At the sight of the wrapped figure of the mummy I was fully prepared to see her scream and faint, but on the contrary, to my complete amazement, she merely bowed her head and dropped quietly upon her knees. Then, after a pause of more than a minute, she raised her eyes to the roof and her lips began to mutter as in prayer. Her right hand, meanwhile, which had been fumbling for some time at her throat suddenly came away, and before the gaze of all of us she held it out, palm upwards, over the grey and ancient figure outstretched below. And in it we beheld glistening the green jasper of the stolen scarabaeus.
Her brother, leaning heavily against the wall behind, uttered a sound that was half cry, half exclamation, but John Silence, standing directly in front of her, merely fixed his eyes on her and pointed downwards to the staring face below.
"Replace it," he said sternly, "where it belongs."
Miss Wragge was kneeling at the feet of the mummy when this happened. We three men all had our eyes riveted on what followed. Only the reader who by some remote chance may have witnessed a line of mummies, freshly laid from their tombs upon the sand, slowly stir and bend as the heat of the Egyptian sun warms their ancient bodies into the semblance of life, can form any conception of the ultimate horror we experienced when the silent figure before us moved in its grave of lead and sand. Slowly, before our eyes, it writhed, and, with a faint rustling of the immemorial cerements, rose up, and, through sightless and bandaged eyes, stared across the yellow candlelight at the woman who had violated it.
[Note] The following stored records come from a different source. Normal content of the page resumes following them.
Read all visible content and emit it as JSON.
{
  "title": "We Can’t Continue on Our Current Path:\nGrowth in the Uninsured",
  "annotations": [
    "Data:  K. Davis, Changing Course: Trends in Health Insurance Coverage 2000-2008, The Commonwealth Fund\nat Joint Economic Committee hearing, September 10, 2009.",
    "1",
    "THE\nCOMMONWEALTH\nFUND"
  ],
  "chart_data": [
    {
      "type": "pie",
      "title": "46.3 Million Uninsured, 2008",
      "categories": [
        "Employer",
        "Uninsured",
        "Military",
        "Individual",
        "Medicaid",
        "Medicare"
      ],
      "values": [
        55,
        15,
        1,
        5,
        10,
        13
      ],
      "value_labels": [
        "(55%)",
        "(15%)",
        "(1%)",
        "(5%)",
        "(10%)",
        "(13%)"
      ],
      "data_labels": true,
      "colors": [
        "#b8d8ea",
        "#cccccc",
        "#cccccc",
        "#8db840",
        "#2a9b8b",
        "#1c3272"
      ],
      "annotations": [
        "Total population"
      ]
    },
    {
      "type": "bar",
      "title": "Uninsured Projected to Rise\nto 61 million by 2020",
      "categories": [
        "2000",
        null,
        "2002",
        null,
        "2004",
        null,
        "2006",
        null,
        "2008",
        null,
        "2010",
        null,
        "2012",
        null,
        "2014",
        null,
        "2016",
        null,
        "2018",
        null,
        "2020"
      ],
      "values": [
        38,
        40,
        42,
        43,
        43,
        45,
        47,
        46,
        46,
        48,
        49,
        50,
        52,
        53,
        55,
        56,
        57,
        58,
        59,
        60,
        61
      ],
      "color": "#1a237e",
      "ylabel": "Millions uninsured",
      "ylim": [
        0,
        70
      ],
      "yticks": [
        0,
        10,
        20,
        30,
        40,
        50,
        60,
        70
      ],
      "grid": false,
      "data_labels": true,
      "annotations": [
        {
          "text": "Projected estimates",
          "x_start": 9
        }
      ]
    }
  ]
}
I tried to move--her brother tried to move--but the sand seemed to hold our feet. I tried to cry--her brother tried to cry--but the sand seemed to fill our lungs and throat. We could only stare--and, even so, the sand seemed to rise like a desert storm and cloud our vision ...
And when I managed at length to open my eyes again, the mummy was lying once more upon its back, motionless, the shrunken and painted face upturned towards the ceiling, and the old lady had tumbled forward and was lying in the semblance of death with her head and arms upon its crumbling body.
But upon the wrappings of the throat I saw the green jasper of the sacred scarabaeus shining again like a living eye.
Colonel Wragge and the doctor recovered themselves long before I did, and I found myself helping them clumsily and unintelligently to raise the frail body of the old lady, while John Silence carefully replaced the covering over the grave and sc.r.a.ped back the sand with his foot, while he issued brief directions.
I heard his voice as in a dream; but the journey back along that cramped tunnel, weighted by a dead woman, blinded with sand, suffocated with heat, was in no sense a dream. It took us the best part of half an hour to reach the open air. And, even then, we had to wait a considerable time for the appearance of Dr. Silence. We carried her undiscovered into the house and up to her own room.
"The mummy will cause no further disturbance," I heard Dr. Silence say to our host later that evening as we prepared to drive for the night train, "provided always," he added significantly, "that you, and yours, cause it no disturbance."
It was in a dream, too, that we left.
"You did not see her face, I know," he said to me as we wrapped our rugs about us in the empty compartment. And when I shook my head, quite unable to explain the instinct that had come to me not to look, he turned toward me, his face pale, and genuinely sad.
"Scorched and blasted," he whispered.